Phase I included widening a portion of the Van Wyck Expressway, and rehabilitating the exit ramp from the northbound Van Wyck to westbound Queens Boulevard, four bridges over the Van Wyck, the Van Wyck Bridge over Main Street and the Queens Boulevard Bridge over Main Street.

Additionally, Phase I included constructing auxiliary lanes on both the northbound and southbound Van Wyck between the Grand Central Parkway and Main Street and provided a dedicated exit lane southbound to Hillside Avenue.

Phase II project widened the northbound Van Wyck Expressway to three lanes and replaced the one-lane entrance ramp connecting the Jackie Robinson Parkway and Union Turnpike with the northbound Van Wyck Expressway with a new two-lane ramp.

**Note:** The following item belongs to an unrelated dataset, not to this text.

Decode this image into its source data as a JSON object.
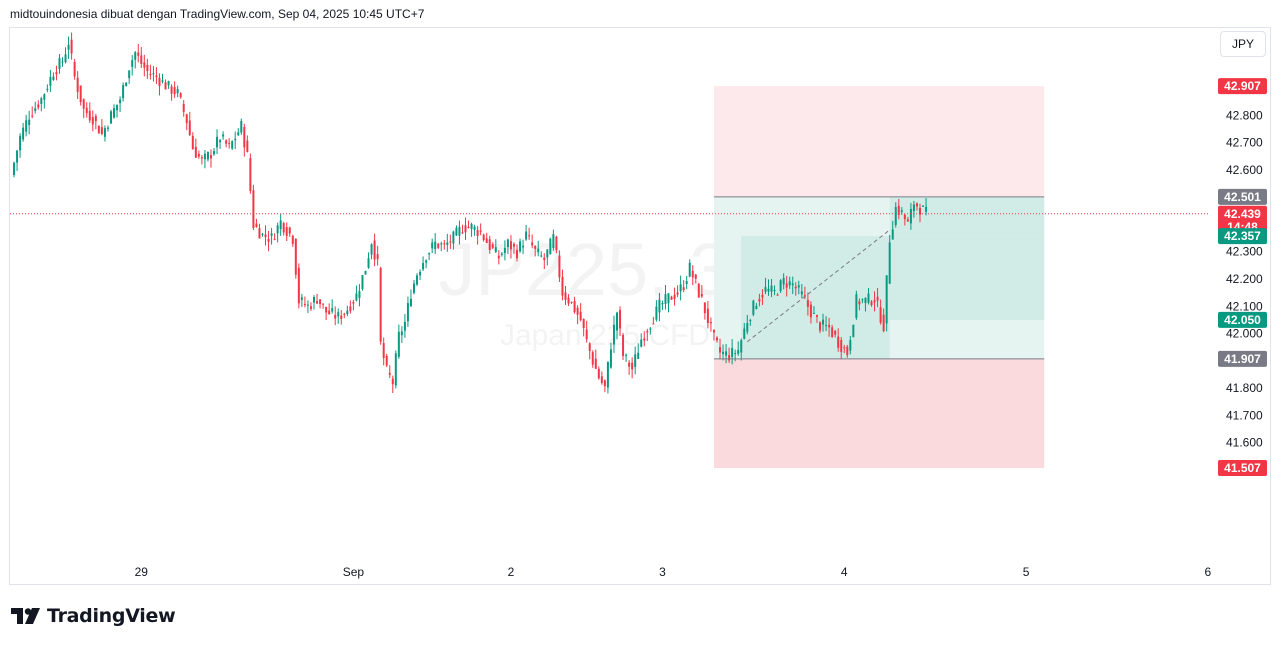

Expanding Mass-Transit Capacity to Meet Projected Growth

The Governor’s vision plan calls for consideration of two ways to improve rail mass transit to JFK in response to the dramatic growth of the number of passengers at JFK.

Step 1: Expand JFK AirTrain

Increase the capacity from two to four cars per train and increase its frequency.

These changes would allow the AirTrain to roughly double its capacity and handle more than 40 million passengers annually.

Improve the east of connection from the Subway or LIRR by top-to-bottom rebuild of interconnections at Jamaica and Sutphin Blvd – Completely overhaul the subway and Long Island Railroad connection to the JFK AirTrain.

These improvements would include essential modern amenities such as high-performance elevators and escalators, charging stations and expanded walkways.

A modernized mezzanine will create simpler navigation and smoother transfers to the AirTrain including improved wayfinding and LED flight status screens.

Step 2: Explore the feasibility of one seat ride to JFK 

JFK is one of the only major airports in the world that does not offer travelers a one seat ride from its city center.

Therefore, the panel recommends that the MTA and its partners jointly explore the feasibility of a one-seat ride to JFK.

(Courtesy of the Governor’s Press Office)
(Courtesy of the Governor’s Press Office)

TWA Flight Center Hotel at JFK

The TWA Flight Center hotel is on track for an early 2019 completion, with excavation, concrete slab work, and reinforcing steel installation all underway following the groundbreaking in December 2016.

The TWA Flight Center will create a 500 room on-airport hotel at JFK, through adaptive reuse of the historic Saarinen TWA terminal, and provide a world class facility for the nation’s premier international gateway.

JFK Airport is a vital regional economic engine that served a record 59 million passengers in 2016 and supported more than 285,000 jobs last year. JFK passenger volumes have continued to grow, with 23.1 million passengers through May, up 1.4 percent versus the comparable prior year period, and keeping JFK on track to serve approximately 60.5 million passengers in 2017.

The number of passengers at JFK is expected to grow dramatically over the next several decades – to 75 million by 2030 and 100 million passengers by 2050. The current JFK will reach capacity by the mid-2020s. For each million passengers that JFK fails to accommodate, the region loses approximately $140 million in wages, $400 million in sales, and 2,500 jobs.